Black, poor and born in the neighborhood of Los Sitios in Havana, with those conditions, in that republic, it was really impossible to achieve his dream to become a violinist. But Lázaro Peña had a star, that of the fighters, of integrity in all its strength.
Like many children of his time he had to find a way to help support his family because, after the death of his father, the family economy deepened and it was his mother, a humble tobacco worker, who opened the doors to that tradition, transmitted among generations and that places Cuban tobacco as the best in the world.
Lazaro cultivated that inheritance bequeathed by the aborigines, which has more than 500 years of history and identity and in which men and women elaborate by hand the famous Habanos, as the final product is known in the international market.
Whenever his activities at the head of the trade union movement allowed him, he used to go to the factory to share with his co-workers, who in honor of his birth celebrate every May 29 the Day of Tobacco Workers.
Of the importance of this crop for Cuba it would suffice to say that, to manufacure a Cohiba, a Montecristo, a Partagás, a Romeo and Julieta, a Hoyo de Monterrey or an H. Upmann (the six best-known Cuban global brands in the world), more than 500 manual processes are needed, including agricultural and factory processes.

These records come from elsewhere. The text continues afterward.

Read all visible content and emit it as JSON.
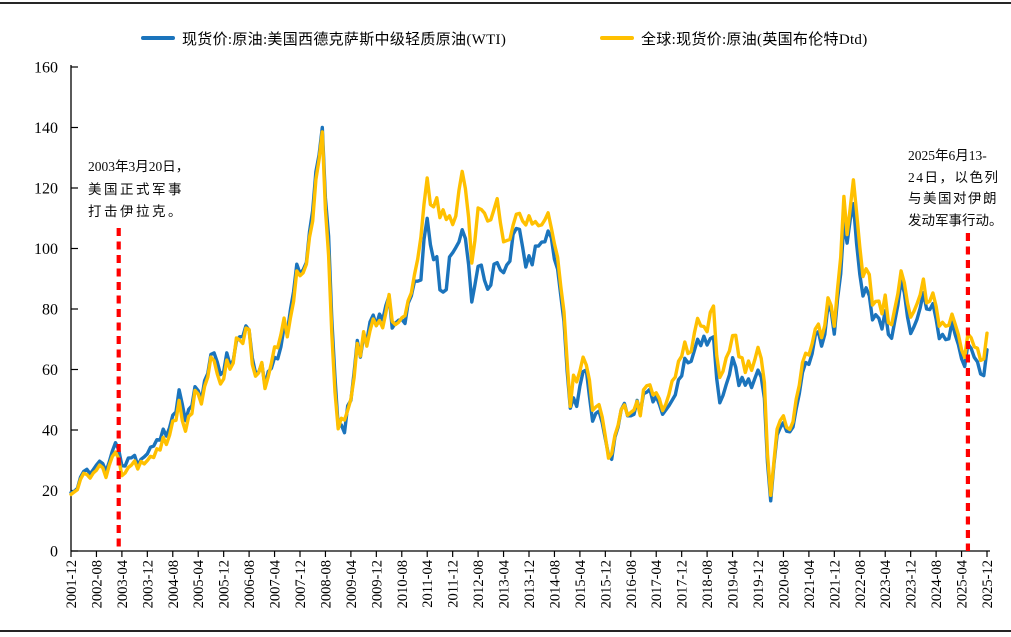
{
  "legend": {
    "items": [
      {
        "label": "现货价:原油:美国西德克萨斯中级轻质原油(WTI)",
        "color": "#1b74bc"
      },
      {
        "label": "全球:现货价:原油(英国布伦特Dtd)",
        "color": "#ffc000"
      }
    ]
  },
  "annotations": {
    "left": {
      "line1": "2003年3月20日，",
      "line2": "美国正式军事",
      "line3": "打击伊拉克。",
      "event_x": "2003-03"
    },
    "right": {
      "line1": "2025年6月13-",
      "line2": "24日，以色列",
      "line3": "与美国对伊朗",
      "line4": "发动军事行动。",
      "event_x": "2025-06"
    }
  },
  "chart_data": {
    "type": "line",
    "title": "",
    "xlabel": "",
    "ylabel": "",
    "x_start": "2001-12",
    "x_end": "2025-12",
    "x_frequency": "monthly",
    "ylim": [
      0,
      160
    ],
    "y_ticks": [
      0,
      20,
      40,
      60,
      80,
      100,
      120,
      140,
      160
    ],
    "grid": false,
    "legend_position": "top",
    "x_ticklabels": [
      "2001-12",
      "2002-08",
      "2003-04",
      "2003-12",
      "2004-08",
      "2005-04",
      "2005-12",
      "2006-08",
      "2007-04",
      "2007-12",
      "2008-08",
      "2009-04",
      "2009-12",
      "2010-08",
      "2011-04",
      "2011-12",
      "2012-08",
      "2013-04",
      "2013-12",
      "2014-08",
      "2015-04",
      "2015-12",
      "2016-08",
      "2017-04",
      "2017-12",
      "2018-08",
      "2019-04",
      "2019-12",
      "2020-08",
      "2021-04",
      "2021-12",
      "2022-08",
      "2023-04",
      "2023-12",
      "2024-08",
      "2025-04",
      "2025-12"
    ],
    "event_lines": [
      {
        "x": "2003-03",
        "color": "#ff0000",
        "style": "dashed",
        "label": "2003年3月20日，美国正式军事打击伊拉克。"
      },
      {
        "x": "2025-06",
        "color": "#ff0000",
        "style": "dashed",
        "label": "2025年6月13-24日，以色列与美国对伊朗发动军事行动。"
      }
    ],
    "series": [
      {
        "name": "现货价:原油:美国西德克萨斯中级轻质原油(WTI)",
        "color": "#1b74bc",
        "values": [
          19.3,
          19.7,
          20.7,
          24.4,
          26.3,
          27.0,
          25.5,
          26.9,
          28.4,
          29.7,
          28.9,
          26.3,
          29.4,
          33.0,
          35.8,
          33.5,
          28.2,
          28.1,
          30.7,
          30.8,
          31.6,
          28.3,
          30.3,
          31.1,
          32.1,
          34.3,
          34.7,
          36.8,
          36.7,
          40.3,
          38.0,
          40.8,
          44.9,
          46.0,
          53.3,
          48.5,
          43.1,
          46.8,
          48.0,
          54.3,
          53.0,
          49.8,
          56.3,
          58.7,
          65.0,
          65.5,
          62.4,
          58.3,
          59.4,
          65.5,
          61.6,
          62.9,
          69.4,
          70.8,
          70.9,
          74.4,
          73.0,
          63.8,
          58.9,
          59.1,
          62.0,
          54.5,
          59.3,
          60.4,
          64.0,
          63.5,
          67.5,
          74.1,
          72.4,
          79.9,
          85.8,
          94.8,
          91.7,
          93.0,
          95.4,
          105.5,
          112.6,
          125.4,
          131.0,
          140.0,
          116.7,
          104.1,
          76.6,
          57.3,
          41.1,
          41.7,
          39.1,
          48.0,
          49.8,
          59.0,
          69.6,
          64.1,
          71.0,
          69.4,
          75.7,
          78.0,
          74.5,
          78.3,
          76.4,
          81.2,
          84.3,
          73.7,
          75.3,
          76.3,
          76.6,
          75.2,
          81.9,
          84.3,
          89.2,
          89.2,
          89.6,
          103.0,
          110.0,
          101.3,
          96.3,
          97.3,
          86.3,
          85.6,
          86.4,
          97.2,
          98.6,
          100.3,
          102.2,
          106.2,
          103.3,
          94.7,
          82.3,
          87.9,
          94.1,
          94.5,
          89.5,
          86.5,
          87.9,
          94.8,
          95.3,
          92.9,
          92.0,
          94.5,
          95.8,
          104.7,
          106.6,
          106.3,
          100.5,
          93.9,
          97.6,
          94.6,
          100.8,
          100.8,
          102.1,
          102.2,
          105.8,
          103.6,
          96.5,
          93.2,
          84.4,
          75.8,
          59.3,
          47.2,
          50.6,
          47.8,
          54.5,
          59.3,
          59.8,
          51.2,
          42.9,
          45.5,
          46.2,
          42.4,
          37.2,
          31.7,
          30.3,
          37.6,
          41.0,
          46.7,
          48.8,
          44.7,
          44.7,
          45.2,
          49.8,
          45.7,
          52.0,
          52.5,
          53.5,
          49.3,
          51.1,
          48.5,
          45.2,
          46.6,
          48.0,
          49.8,
          51.6,
          56.6,
          57.9,
          63.7,
          62.2,
          62.7,
          66.3,
          70.0,
          67.9,
          71.0,
          68.1,
          70.2,
          70.8,
          57.0,
          49.0,
          51.4,
          55.0,
          58.2,
          63.9,
          60.8,
          54.7,
          57.4,
          54.8,
          56.9,
          54.0,
          57.0,
          59.8,
          57.5,
          50.5,
          29.2,
          16.6,
          28.6,
          38.3,
          40.8,
          42.4,
          39.6,
          39.4,
          41.0,
          47.0,
          52.0,
          59.0,
          62.3,
          61.7,
          65.2,
          71.4,
          72.5,
          67.7,
          71.6,
          81.2,
          79.2,
          71.7,
          83.2,
          91.6,
          108.5,
          101.8,
          109.5,
          114.8,
          101.6,
          91.5,
          84.3,
          87.0,
          84.4,
          76.4,
          78.1,
          76.9,
          73.4,
          79.4,
          71.6,
          70.3,
          76.0,
          81.4,
          89.4,
          85.5,
          77.4,
          71.9,
          74.0,
          76.6,
          80.4,
          85.4,
          80.0,
          79.8,
          81.8,
          76.7,
          70.2,
          71.6,
          69.9,
          70.1,
          75.7,
          71.5,
          68.2,
          63.5,
          61.0,
          68.5,
          67.0,
          64.0,
          62.5,
          58.5,
          58.0,
          66.5
        ]
      },
      {
        "name": "全球:现货价:原油(英国布伦特Dtd)",
        "color": "#ffc000",
        "values": [
          18.7,
          19.5,
          20.3,
          23.7,
          25.7,
          25.3,
          24.1,
          25.8,
          26.7,
          28.4,
          27.5,
          24.3,
          28.3,
          31.2,
          32.7,
          30.5,
          24.9,
          25.8,
          27.6,
          28.4,
          29.8,
          27.1,
          29.6,
          28.8,
          29.9,
          31.3,
          30.9,
          33.8,
          33.4,
          37.6,
          35.2,
          38.3,
          43.0,
          43.2,
          49.8,
          43.1,
          39.6,
          44.5,
          45.4,
          53.1,
          51.9,
          48.6,
          54.4,
          57.5,
          64.1,
          62.9,
          58.5,
          55.2,
          56.9,
          63.1,
          60.1,
          62.1,
          70.4,
          69.8,
          68.6,
          73.7,
          73.2,
          61.7,
          57.8,
          58.9,
          62.3,
          53.7,
          57.6,
          62.1,
          67.5,
          67.2,
          71.5,
          77.0,
          70.8,
          77.2,
          82.5,
          92.6,
          91.0,
          92.0,
          94.8,
          103.7,
          109.1,
          122.8,
          129.5,
          138.5,
          113.0,
          97.7,
          71.9,
          52.5,
          40.4,
          43.9,
          43.3,
          46.5,
          50.2,
          57.3,
          68.6,
          64.4,
          72.5,
          67.7,
          72.8,
          76.7,
          74.5,
          76.2,
          73.8,
          78.8,
          84.8,
          75.9,
          74.8,
          75.6,
          77.1,
          77.8,
          82.7,
          85.3,
          91.4,
          96.5,
          103.7,
          114.6,
          123.3,
          114.5,
          113.8,
          116.8,
          110.2,
          112.8,
          109.6,
          110.8,
          107.9,
          110.7,
          119.3,
          125.5,
          119.8,
          110.3,
          95.2,
          102.6,
          113.4,
          112.9,
          111.7,
          109.1,
          109.5,
          112.9,
          116.5,
          108.5,
          102.2,
          102.6,
          103.0,
          107.7,
          111.3,
          111.6,
          109.1,
          107.8,
          110.8,
          108.1,
          108.9,
          107.5,
          107.8,
          109.5,
          111.8,
          106.8,
          101.6,
          97.1,
          87.4,
          79.0,
          62.3,
          47.8,
          58.1,
          55.9,
          59.5,
          64.1,
          61.5,
          56.6,
          46.5,
          47.6,
          48.4,
          44.3,
          38.0,
          30.7,
          32.2,
          38.2,
          41.6,
          46.7,
          48.3,
          44.9,
          45.8,
          46.6,
          49.5,
          44.7,
          53.3,
          54.6,
          54.9,
          51.6,
          52.3,
          50.3,
          46.4,
          48.5,
          51.7,
          56.2,
          57.5,
          62.7,
          64.4,
          69.1,
          65.3,
          66.0,
          72.1,
          76.9,
          74.4,
          74.2,
          72.5,
          78.9,
          81.0,
          64.7,
          57.4,
          59.4,
          63.9,
          66.1,
          71.2,
          71.3,
          64.2,
          63.9,
          59.0,
          62.8,
          59.7,
          63.2,
          67.3,
          63.7,
          55.7,
          32.0,
          18.4,
          29.4,
          40.3,
          43.2,
          44.7,
          40.9,
          40.2,
          42.7,
          50.2,
          54.8,
          62.3,
          65.4,
          64.8,
          68.5,
          73.4,
          75.0,
          70.5,
          74.6,
          83.7,
          81.1,
          74.3,
          86.5,
          97.1,
          117.2,
          104.6,
          113.3,
          122.7,
          111.9,
          100.5,
          90.7,
          93.3,
          91.4,
          81.3,
          82.5,
          82.6,
          78.4,
          84.6,
          75.5,
          74.8,
          80.1,
          85.1,
          92.6,
          88.7,
          82.0,
          77.3,
          79.1,
          81.7,
          84.7,
          89.9,
          82.0,
          82.6,
          85.3,
          80.9,
          74.3,
          75.6,
          74.3,
          74.6,
          78.3,
          75.0,
          71.5,
          66.5,
          64.0,
          71.8,
          70.5,
          67.5,
          67.0,
          63.0,
          63.5,
          72.0
        ]
      }
    ]
  }
}
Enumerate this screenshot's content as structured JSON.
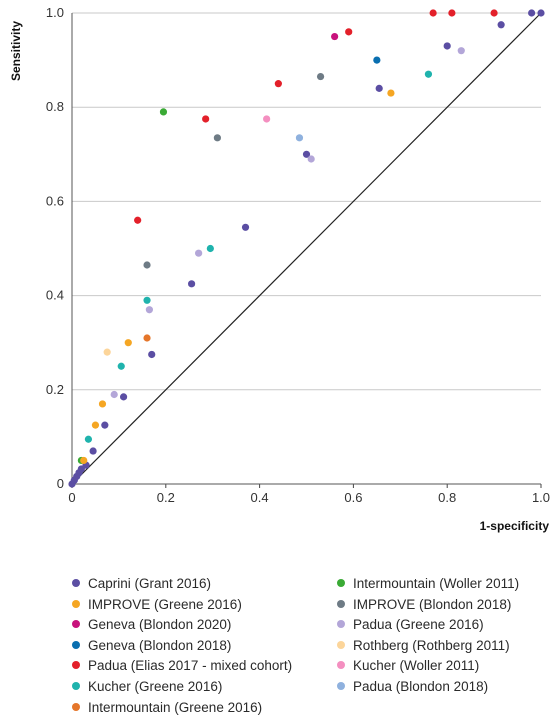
{
  "chart_data": {
    "type": "scatter",
    "title": "",
    "xlabel": "1-specificity",
    "ylabel": "Sensitivity",
    "xlim": [
      0,
      1
    ],
    "ylim": [
      0,
      1
    ],
    "x_ticks": [
      "0",
      "0.2",
      "0.4",
      "0.6",
      "0.8",
      "1.0"
    ],
    "y_ticks": [
      "0",
      "0.2",
      "0.4",
      "0.6",
      "0.8",
      "1.0"
    ],
    "diagonal_reference_line": true,
    "grid": "horizontal",
    "legend_position": "bottom",
    "series": [
      {
        "name": "Caprini (Grant 2016)",
        "color": "#5b4ea3",
        "points": [
          [
            0,
            0
          ],
          [
            0.005,
            0.008
          ],
          [
            0.01,
            0.016
          ],
          [
            0.015,
            0.024
          ],
          [
            0.02,
            0.032
          ],
          [
            0.03,
            0.04
          ],
          [
            0.045,
            0.07
          ],
          [
            0.07,
            0.125
          ],
          [
            0.11,
            0.185
          ],
          [
            0.17,
            0.275
          ],
          [
            0.255,
            0.425
          ],
          [
            0.37,
            0.545
          ],
          [
            0.5,
            0.7
          ],
          [
            0.655,
            0.84
          ],
          [
            0.8,
            0.93
          ],
          [
            0.915,
            0.975
          ],
          [
            0.98,
            1.0
          ],
          [
            1.0,
            1.0
          ]
        ]
      },
      {
        "name": "Intermountain (Woller 2011)",
        "color": "#3aaa35",
        "points": [
          [
            0.02,
            0.05
          ],
          [
            0.195,
            0.79
          ]
        ]
      },
      {
        "name": "IMPROVE (Greene 2016)",
        "color": "#f5a623",
        "points": [
          [
            0.025,
            0.05
          ],
          [
            0.05,
            0.125
          ],
          [
            0.065,
            0.17
          ],
          [
            0.12,
            0.3
          ],
          [
            0.68,
            0.83
          ]
        ]
      },
      {
        "name": "IMPROVE (Blondon 2018)",
        "color": "#6e7b85",
        "points": [
          [
            0.16,
            0.465
          ],
          [
            0.31,
            0.735
          ],
          [
            0.53,
            0.865
          ]
        ]
      },
      {
        "name": "Geneva (Blondon 2020)",
        "color": "#c8127c",
        "points": [
          [
            0.56,
            0.95
          ]
        ]
      },
      {
        "name": "Padua (Greene 2016)",
        "color": "#b3a6d8",
        "points": [
          [
            0.09,
            0.19
          ],
          [
            0.165,
            0.37
          ],
          [
            0.27,
            0.49
          ],
          [
            0.51,
            0.69
          ],
          [
            0.83,
            0.92
          ]
        ]
      },
      {
        "name": "Geneva (Blondon 2018)",
        "color": "#0a6fb0",
        "points": [
          [
            0.65,
            0.9
          ]
        ]
      },
      {
        "name": "Rothberg (Rothberg 2011)",
        "color": "#fcd59a",
        "points": [
          [
            0.075,
            0.28
          ]
        ]
      },
      {
        "name": "Padua (Elias 2017 - mixed cohort)",
        "color": "#e3202a",
        "points": [
          [
            0.14,
            0.56
          ],
          [
            0.285,
            0.775
          ],
          [
            0.44,
            0.85
          ],
          [
            0.59,
            0.96
          ],
          [
            0.77,
            1.0
          ],
          [
            0.81,
            1.0
          ],
          [
            0.9,
            1.0
          ]
        ]
      },
      {
        "name": "Kucher (Woller 2011)",
        "color": "#f48fc0",
        "points": [
          [
            0.415,
            0.775
          ]
        ]
      },
      {
        "name": "Kucher (Greene 2016)",
        "color": "#1fb3ad",
        "points": [
          [
            0.035,
            0.095
          ],
          [
            0.105,
            0.25
          ],
          [
            0.16,
            0.39
          ],
          [
            0.295,
            0.5
          ],
          [
            0.76,
            0.87
          ]
        ]
      },
      {
        "name": "Padua (Blondon 2018)",
        "color": "#8fb1de",
        "points": [
          [
            0.485,
            0.735
          ]
        ]
      },
      {
        "name": "Intermountain (Greene 2016)",
        "color": "#e5762a",
        "points": [
          [
            0.16,
            0.31
          ]
        ]
      }
    ]
  }
}
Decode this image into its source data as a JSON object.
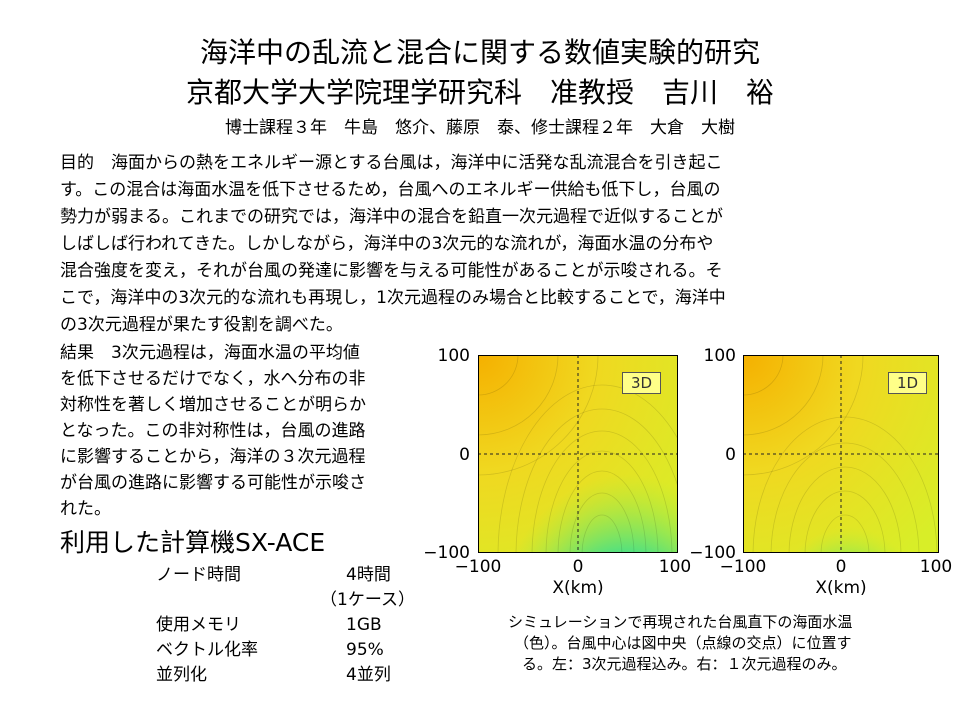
{
  "title": {
    "line1": "海洋中の乱流と混合に関する数値実験的研究",
    "line2": "京都大学大学院理学研究科　准教授　吉川　裕",
    "authors": "博士課程３年　牛島　悠介、藤原　泰、修士課程２年　大倉　大樹"
  },
  "purpose": {
    "lines": [
      "目的　海面からの熱をエネルギー源とする台風は，海洋中に活発な乱流混合を引き起こ",
      "す。この混合は海面水温を低下させるため，台風へのエネルギー供給も低下し，台風の",
      "勢力が弱まる。これまでの研究では，海洋中の混合を鉛直一次元過程で近似することが",
      "しばしば行われてきた。しかしながら，海洋中の3次元的な流れが，海面水温の分布や",
      "混合強度を変え，それが台風の発達に影響を与える可能性があることが示唆される。そ",
      "こで，海洋中の3次元的な流れも再現し，1次元過程のみ場合と比較することで，海洋中",
      "の3次元過程が果たす役割を調べた。"
    ]
  },
  "result": {
    "lines": [
      "結果　3次元過程は，海面水温の平均値",
      "を低下させるだけでなく，水へ分布の非",
      "対称性を著しく増加させることが明らか",
      "となった。この非対称性は，台風の進路",
      "に影響することから，海洋の３次元過程",
      "が台風の進路に影響する可能性が示唆さ",
      "れた。"
    ]
  },
  "computer": {
    "heading": "利用した計算機SX-ACE",
    "rows": [
      {
        "label": "ノード時間",
        "value": "4時間",
        "value2": "（1ケース）"
      },
      {
        "label": "使用メモリ",
        "value": "1GB"
      },
      {
        "label": "ベクトル化率",
        "value": "95%"
      },
      {
        "label": "並列化",
        "value": "4並列"
      }
    ]
  },
  "figure": {
    "panels": [
      {
        "tag": "3D",
        "y_ticks": [
          "100",
          "0",
          "−100"
        ],
        "x_ticks": [
          "−100",
          "0",
          "100"
        ],
        "xlabel": "X(km)"
      },
      {
        "tag": "1D",
        "y_ticks": [
          "100",
          "0",
          "−100"
        ],
        "x_ticks": [
          "−100",
          "0",
          "100"
        ],
        "xlabel": "X(km)"
      }
    ],
    "caption": [
      "シミュレーションで再現された台風直下の海面水温",
      "（色）。台風中心は図中央（点線の交点）に位置す",
      "る。左：3次元過程込み。右：１次元過程のみ。"
    ],
    "colors": {
      "warm": "#f5b800",
      "mid": "#d8ee28",
      "green": "#50e080",
      "cyan": "#10c8e8",
      "blue": "#0838d0",
      "deep": "#0010a0"
    }
  }
}
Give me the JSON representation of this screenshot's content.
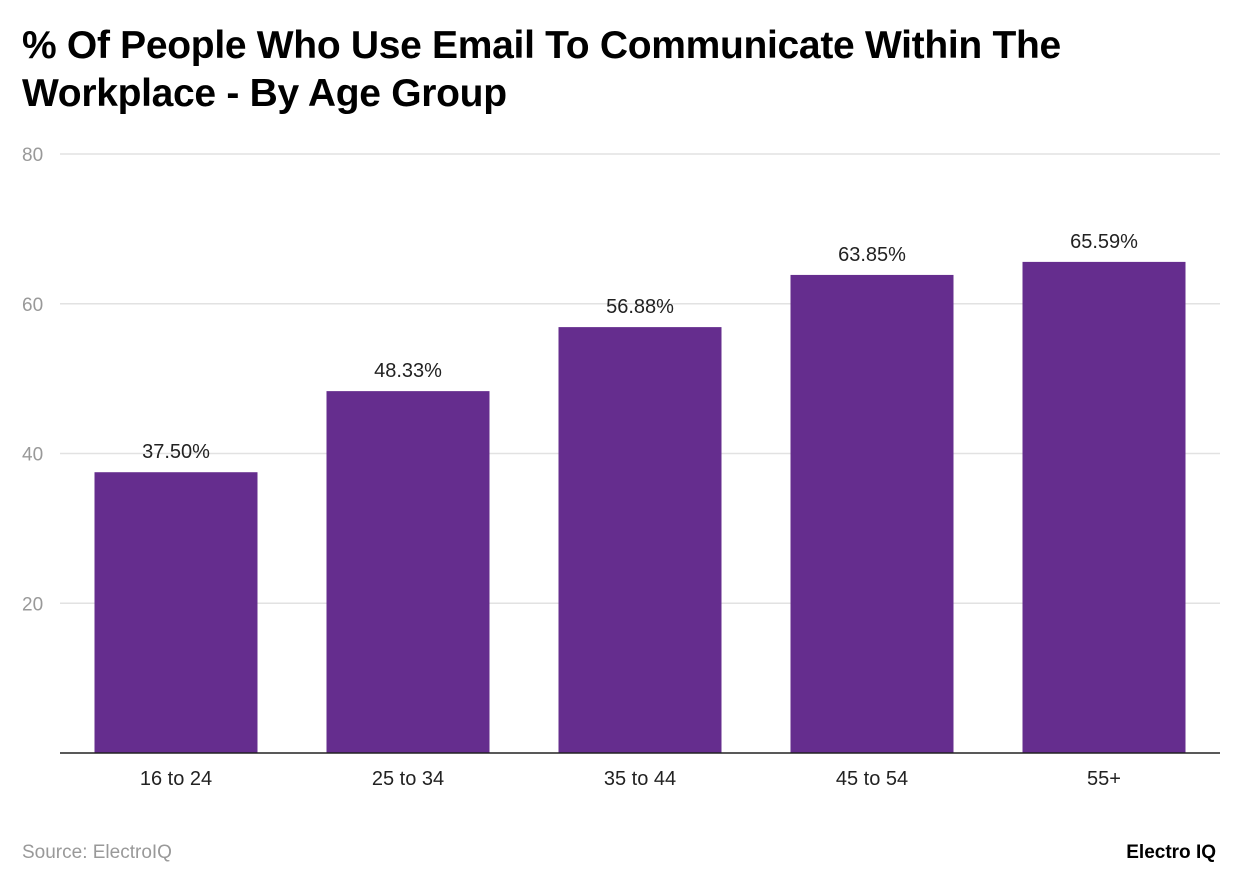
{
  "chart_data": {
    "type": "bar",
    "title": "% Of People Who Use Email To Communicate Within The Workplace - By Age Group",
    "categories": [
      "16 to 24",
      "25 to 34",
      "35 to 44",
      "45 to 54",
      "55+"
    ],
    "values": [
      37.5,
      48.33,
      56.88,
      63.85,
      65.59
    ],
    "data_labels": [
      "37.50%",
      "48.33%",
      "56.88%",
      "63.85%",
      "65.59%"
    ],
    "xlabel": "",
    "ylabel": "",
    "ylim": [
      0,
      80
    ],
    "yticks": [
      20,
      40,
      60,
      80
    ],
    "grid": true,
    "bar_color": "#652d8e"
  },
  "footer": {
    "source": "Source: ElectroIQ",
    "logo": "Electro IQ"
  }
}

It must be said that the 2018-2019 tobacco campaign includes more than 600 productive forms, of them some 20 state companies and the rest in forms of cooperative or private property, which includes around 200,000 people.
Today, it is necessary to remember the leader of the tobacco workers who with only 18 years old, he asked to join the Communist Party of Cuba, founded in 1925 by Julio Antonio Mella and Carlos Baliño, which in 1929 became an organization outlawed by the tyrant Gerardo Machado, just after rising to power.
The thin and clever young man, within the underground party, distributed proclamations and participated in protests and since 1934 he integrated its Central Committee, later he was elected as Secretary General of the Tobacco Workers Union and member of the Executive Committee of the National Workers' Confederation of Cuba.
Those who knew him say that he gained the appreciation of all. He was honest, full of energy, a music lover, passionate about baseball and boxing, a self-taught spirit, with great sense of justice. However, from the workers' stands his words were critical and implacable against iniquities.
It was Lázaro Peña who denounced the murderer of the sugar leader Jesús Menéndez, from the same Manzanillo, where the General of the Cañas was killed.
He strongly opposed the outrages of the authentic governments (1944 - 1952), which created the monstrosity of “mujalismo”, a practice that undermined the unity of the Cuban labor movement.
The tyrant Fulgencio Batista did not allow him to enter Cuba, in October 1953, when he was returning from a trade union congress held in Vienna. With the triumph of the Revolution, he joined again, as a soldier, to the reorganization of the island's trade union movement.
The workers, and especially the tobacco workers, remember him as their martyr and eternal captain of the Working Class. At his funeral, Commander in Chief Fidel Castro said: "We do not come here to bury someone who has died. We come here to plant a seed.” In good soil, like ours for tobacco, that seed fructified daily.